Scientific classification
- Kingdom: Animalia
- Phylum: Chordata
- Class: Reptilia
- Order: Squamata
- Suborder: Anguimorpha
- Family: Anguidae
- Genus: Barisia
- Species: B. imbricata
- Binomial name: Barisia imbricata (Wiegmann, 1828)
- Synonyms: Gerrhonotus imbricatus Wiegmann, 1828 ; Barissia imbricata [sic] Gray, 1845 ; Barisia imbricata Tihen, 1949 ;

= Barisia imbricata =

- Genus: Barisia
- Species: imbricata
- Authority: (Wiegmann, 1828)
- Conservation status: LC

Species of lizard

Barisia imbricata, also known commonly as the imbricate alligator lizard, the transvolcanic alligator lizard, and el escorpión de transvolcánico in Mexican Spanish, is a species of medium-sized lizard in the family Anguidae. The species is endemic to Mexico.

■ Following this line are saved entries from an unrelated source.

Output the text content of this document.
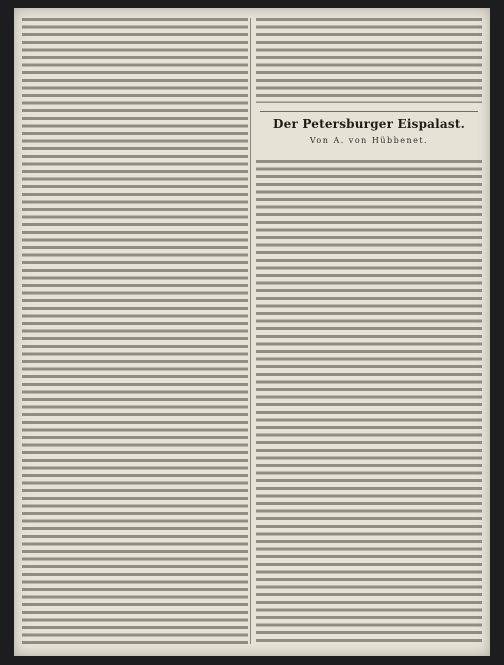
Der Petersburger Eispalast.
Von A. von Hübbenet.
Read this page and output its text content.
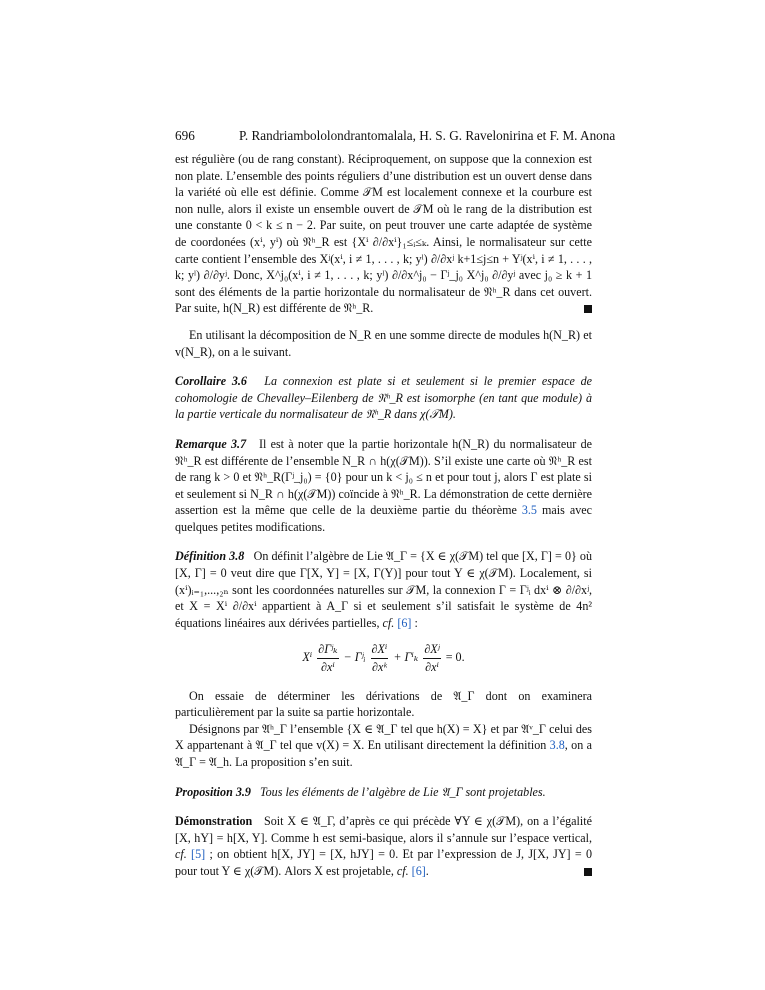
696	P. Randriambololondrantomalala, H. S. G. Ravelonirina et F. M. Anona

est régulière (ou de rang constant). Réciproquement, on suppose que la connexion est non plate. L’ensemble des points réguliers d’une distribution est un ouvert dense dans la variété où elle est définie. Comme 𝒯M est localement connexe et la courbure est non nulle, alors il existe un ensemble ouvert de 𝒯M où le rang de la distribution est une constante 0 < k ≤ n − 2. Par suite, on peut trouver une carte adaptée de système de coordonées (xⁱ, yⁱ) où 𝔑ʰ_R est {Xⁱ ∂/∂xⁱ}₁≤ᵢ≤ₖ. Ainsi, le normalisateur sur cette carte contient l’ensemble des Xʲ(xⁱ, i ≠ 1, . . . , k; yˡ) ∂/∂xʲ k+1≤j≤n + Yʲ(xⁱ, i ≠ 1, . . . , k; yˡ) ∂/∂yʲ. Donc, X^j₀(xⁱ, i ≠ 1, . . . , k; yˡ) ∂/∂x^j₀ − Γʲ_j₀ X^j₀ ∂/∂yʲ avec j₀ ≥ k + 1 sont des éléments de la partie horizontale du normalisateur de 𝔑ʰ_R dans cet ouvert. Par suite, h(N_R) est différente de 𝔑ʰ_R.

En utilisant la décomposition de N_R en une somme directe de modules h(N_R) et v(N_R), on a le suivant.

Corollaire 3.6 La connexion est plate si et seulement si le premier espace de cohomologie de Chevalley–Eilenberg de 𝔑ʰ_R est isomorphe (en tant que module) à la partie verticale du normalisateur de 𝔑ʰ_R dans χ(𝒯M).

Remarque 3.7 Il est à noter que la partie horizontale h(N_R) du normalisateur de 𝔑ʰ_R est différente de l’ensemble N_R ∩ h(χ(𝒯M)). S’il existe une carte où 𝔑ʰ_R est de rang k > 0 et 𝔑ʰ_R(Γʲ_j₀) = {0} pour un k < j₀ ≤ n et pour tout j, alors Γ est plate si et seulement si N_R ∩ h(χ(𝒯M)) coïncide à 𝔑ʰ_R. La démonstration de cette dernière assertion est la même que celle de la deuxième partie du théorème 3.5 mais avec quelques petites modifications.

Définition 3.8 On définit l’algèbre de Lie 𝔄_Γ = {X ∈ χ(𝒯M) tel que [X, Γ] = 0} où [X, Γ] = 0 veut dire que Γ[X, Y] = [X, Γ(Y)] pour tout Y ∈ χ(𝒯M). Localement, si (xⁱ)ᵢ₌₁,...,₂ₙ sont les coordonnées naturelles sur 𝒯M, la connexion Γ = Γʲᵢ dxⁱ ⊗ ∂/∂xʲ, et X = Xⁱ ∂/∂xⁱ appartient à A_Γ si et seulement s’il satisfait le système de 4n² équations linéaires aux dérivées partielles, cf. [6] :

Xⁱ $\frac{\text{∂Γʲₖ}}{\text{∂xⁱ}}$ − Γʲᵢ $\frac{\text{∂Xⁱ}}{\text{∂xᵏ}} + \Gamma^i_k \frac{\text{∂Xʲ}}{\text{∂xⁱ}} = 0$.

On essaie de déterminer les dérivations de 𝔄_Γ dont on examinera particulièrement par la suite sa partie horizontale.

Désignons par 𝔄ʰ_Γ l’ensemble {X ∈ 𝔄_Γ tel que h(X) = X} et par 𝔄ᵛ_Γ celui des X appartenant à 𝔄_Γ tel que v(X) = X. En utilisant directement la définition 3.8, on a 𝔄_Γ = 𝔄_h. La proposition s’en suit.

Proposition 3.9 Tous les éléments de l’algèbre de Lie 𝔄_Γ sont projetables.

Démonstration Soit X ∈ 𝔄_Γ, d’après ce qui précède ∀Y ∈ χ(𝒯M), on a l’égalité [X, hY] = h[X, Y]. Comme h est semi-basique, alors il s’annule sur l’espace vertical, cf. [5] ; on obtient h[X, JY] = [X, hJY] = 0. Et par l’expression de J, J[X, JY] = 0 pour tout Y ∈ χ(𝒯M). Alors X est projetable, cf. [6].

A transvolcanic alligator lizard at a reptile expo in Las Vegas.

==Geographic range==
B. imbricata is found in the Mexican states of Aguascalientes, Chihuahua, Guanajuato, Guerrero, Hidalgo, Jalisco, México, Michoacán, Morelos, Nayarit, Oaxaca, Puebla, Veracruz, and Zacatecas.

==Habitat==
The preferred natural habitats of B. imbricata are forest and grassland, at altitudes of 1,200–3,000 m.

==Behavior==
B. imbricata is terrestrial.

==Diet==
B. imbricata preys predominately upon insects but will also kill and eat small vertebrates.

==Reproduction==
The mode of reproduction of B. imbricata has been described as viviparous and ovoviviparous. Litter size is up to 11 newborns.

Females demonstrate a summer/autumn activity pattern with follicular growth starting in spring (June) and ovulation occurring in Autumn (late August–September). Within the Río Frío, Mexico, Mexico area, ovarian activity is positively correlated with precipitation, however there is no correlation with changes in temperature nor photoperiod (day length).

Males exhibit a pattern of testicular recrudesce in spring (April - May), reach peak activity in Summer (June - August) and a regression in September. There is correlation between testicular recrudescence and both the photoperiod for 19 N latitude and with the precipitation cycle for Río Frío, Mexico, Mexico area.

There is no noted sexual dimorphism in sized; males and females share a similar mean SVL (snout-vent length).